You need to create standard compliant pages that will therefore have the greatest change of working in most of the thousands of different browsers people use. You also need to deal with any browser that doesn’t fully support the standards which has a large enough market share for that particular web site to make it necessary to specifically support that browser. You may want to charge extra for such support but you should at least offer the option.

That is a bad way to do things. Customers are stupid. They think what they see is exactly how everyone is going to see, which is far from true. More so than being worried about what the customer sees is what the audiences experience will be. Most likely the audience is going to consist of a bunch of IE users. So while it may be great the customer has a good experience, its more important that their audience has a good experience from a business aspect. So it really is a developers and designers duty to make sure of that within reason. Things may break in IE11 but that is just something that will need to be dealt with at that time. Seems like this is more so an issue with the developers being lazy or project deadlines being to tight. In the case of the later I guess its just a consequence of low balling projects. In case of the former were there is enough time than perhaps you need to start cleaning house. In either case it sounds like the people whom work on the front-end aren’t very passionate or good at what they do. I always go though Safari, IE6, IE7, IE8, chrome and opera after I have everything looking good in FF… always. Recently smart phones to.

Off Topic:

I’m sure your customers won’t be pleased to hear that. What if I happened to be a customer of yours? I might opt to go elsewhere if that’s what you actually think about your customers. There’s probably a more tactful way to put that :wink:

I always assume that people have no idea what they are doing which yields more usable, cross-browser compatible and robust software. When people complain that software is to hard to use it is because it wasn’t created with someone stupid in mind. Make few assumptions about the user and there will be less issues down the line. When I have the freedom to I always strive for a dumb interface over one that assumes the user knows anything at all.

That’s a bit of a cop out. People are really busy, and don’t have time to get a new 3-year degree every time they want to try out a new program. OK, some things just take time, but a lot of software is hard to use because the developers—though clever enough to create the software—have no idea how to explain what it does or how to use it. It’s all too common, and really quite sad IMHO.
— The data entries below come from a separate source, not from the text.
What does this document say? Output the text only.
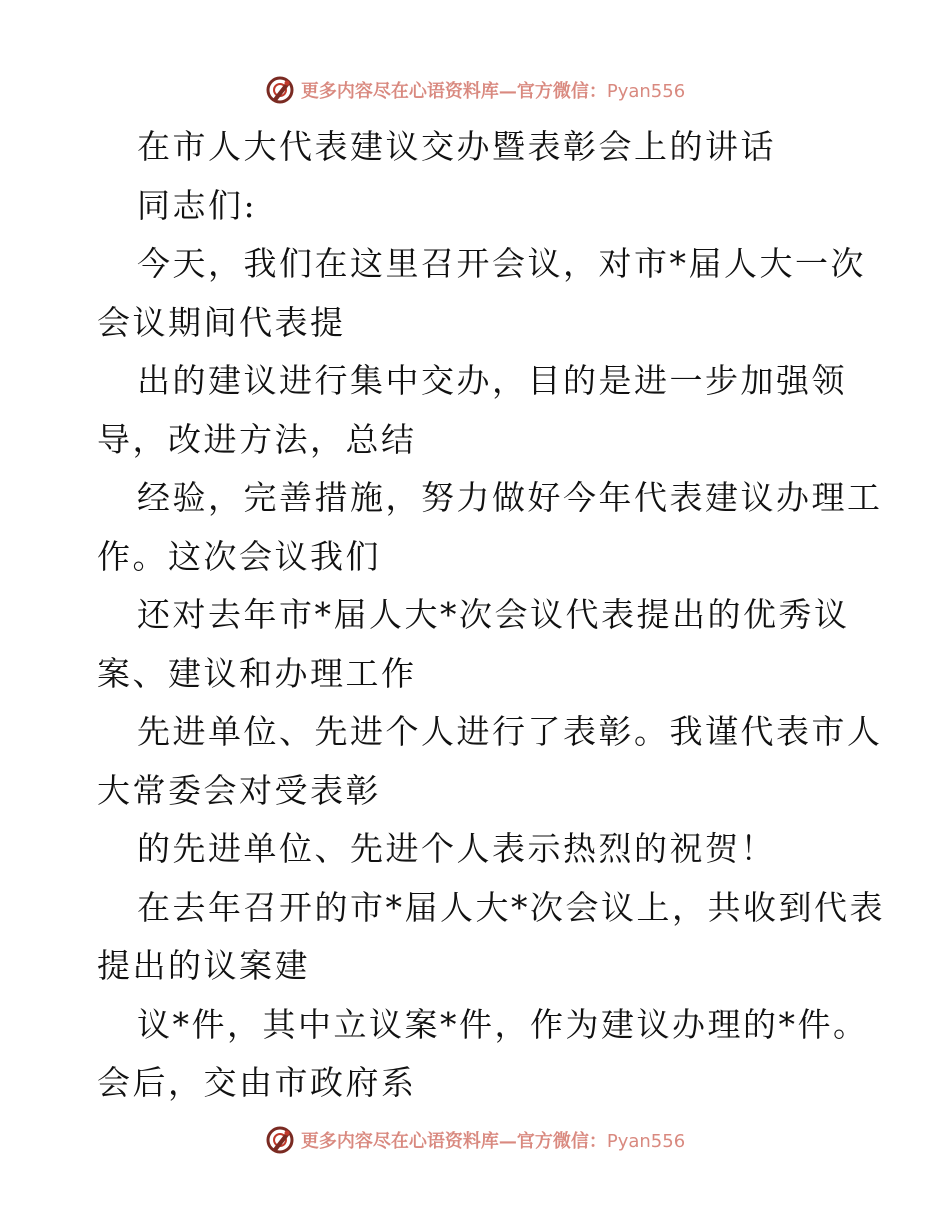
更多内容尽在心语资料库—官方微信：Pyan556
在市人大代表建议交办暨表彰会上的讲话
同志们:
今天，我们在这里召开会议，对市*届人大一次
会议期间代表提
出的建议进行集中交办，目的是进一步加强领
导，改进方法，总结
经验，完善措施，努力做好今年代表建议办理工
作。这次会议我们
还对去年市*届人大*次会议代表提出的优秀议
案、建议和办理工作
先进单位、先进个人进行了表彰。我谨代表市人
大常委会对受表彰
的先进单位、先进个人表示热烈的祝贺！
在去年召开的市*届人大*次会议上，共收到代表
提出的议案建
议*件，其中立议案*件，作为建议办理的*件。
会后，交由市政府系
更多内容尽在心语资料库—官方微信：Pyan556
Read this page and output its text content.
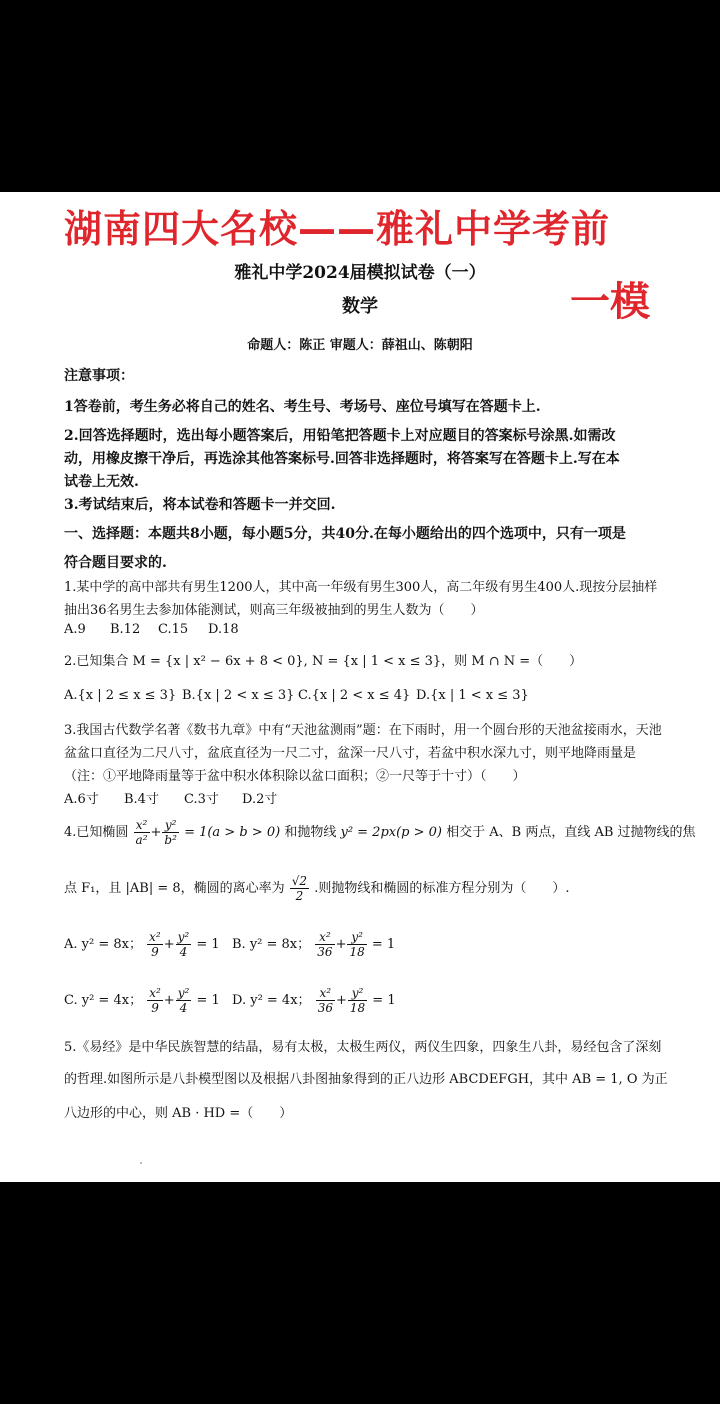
湖南四大名校——雅礼中学考前
一模
雅礼中学2024届模拟试卷（一）
数学
命题人：陈正 审题人：薛祖山、陈朝阳
注意事项：
1答卷前，考生务必将自己的姓名、考生号、考场号、座位号填写在答题卡上.
2.回答选择题时，选出每小题答案后，用铅笔把答题卡上对应题目的答案标号涂黑.如需改
动，用橡皮擦干净后，再选涂其他答案标号.回答非选择题时，将答案写在答题卡上.写在本
试卷上无效.
3.考试结束后，将本试卷和答题卡一并交回.
一、选择题：本题共8小题，每小题5分，共40分.在每小题给出的四个选项中，只有一项是
符合题目要求的.
1.某中学的高中部共有男生1200人，其中高一年级有男生300人，高二年级有男生400人.现按分层抽样
抽出36名男生去参加体能测试，则高三年级被抽到的男生人数为（　　）
A.9 B.12 C.15 D.18
2.已知集合 M = {x | x² − 6x + 8 < 0}, N = {x | 1 < x ≤ 3}，则 M ∩ N =（　　）
A.{x | 2 ≤ x ≤ 3} B.{x | 2 < x ≤ 3} C.{x | 2 < x ≤ 4} D.{x | 1 < x ≤ 3}
3.我国古代数学名著《数书九章》中有“天池盆测雨”题：在下雨时，用一个圆台形的天池盆接雨水，天池
盆盆口直径为二尺八寸，盆底直径为一尺二寸，盆深一尺八寸，若盆中积水深九寸，则平地降雨量是
（注：①平地降雨量等于盆中积水体积除以盆口面积；②一尺等于十寸）（　　）
A.6寸 B.4寸 C.3寸 D.2寸
4.已知椭圆 $\frac{\text{x²}}{\text{a²}} + \frac{\text{y²}}{\text{b²}} = 1(a > b > 0)$ 和抛物线 y² = 2px(p > 0) 相交于 A、B 两点，直线 AB 过抛物线的焦
点 F₁，且 |AB| = 8，椭圆的离心率为 $\frac{√2}{2}$ .则抛物线和椭圆的标准方程分别为（　　）.
A. y² = 8x； $\frac{\text{x²}}{9} + \frac{\text{y²}}{4} = 1$ B. y² = 8x； $\frac{\text{x²}}{36} + \frac{\text{y²}}{18} = 1$
C. y² = 4x； $\frac{\text{x²}}{9} + \frac{\text{y²}}{4} = 1$ D. y² = 4x； $\frac{\text{x²}}{36} + \frac{\text{y²}}{18} = 1$
5.《易经》是中华民族智慧的结晶，易有太极，太极生两仪，两仪生四象，四象生八卦，易经包含了深刻
的哲理.如图所示是八卦模型图以及根据八卦图抽象得到的正八边形 ABCDEFGH，其中 AB = 1, O 为正
八边形的中心，则 AB · HD =（　　）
My blog design also have the same problem since I make it my self and honestly I have no more knowledge about cross browsing. this blog is compatible with all firefox version but the problem in older IE6. I think a link to upgrade browsers could not be the wrong thing.

Best Regards!

Its great to have your website compatible in all browsers, but there has to be a stopping point. I feel that IE6 is a stopping point, Microsoft is even stopping support on it and putting IE updates in their window updates.

The number of people using IE7 ands earlier now is falling so fast that you will probably never get a huge number of visitors using those browsers. So spending big money to get the pages to look the same for that handful as it does for everyone else is a waste of that money. As long as the pages look acceptable in those antiques and still work it doesn’t matter that the page looks nothing like how it looks in modern browsers. Around 2004/5 there was a period when taking that same attitude to Netscape 4 meant that those using more modern browsers could be presented with nice looking pages using CSS while those using Netscape got little more than the plain text and content images.

Our web page designers and web programmers always have different browsers (updated and not) to check if the pages have any browsing error when viewed. I think it’s a good practice to make a quality check of the web pages posted in the website with regards with the browsers that the users might be using for it.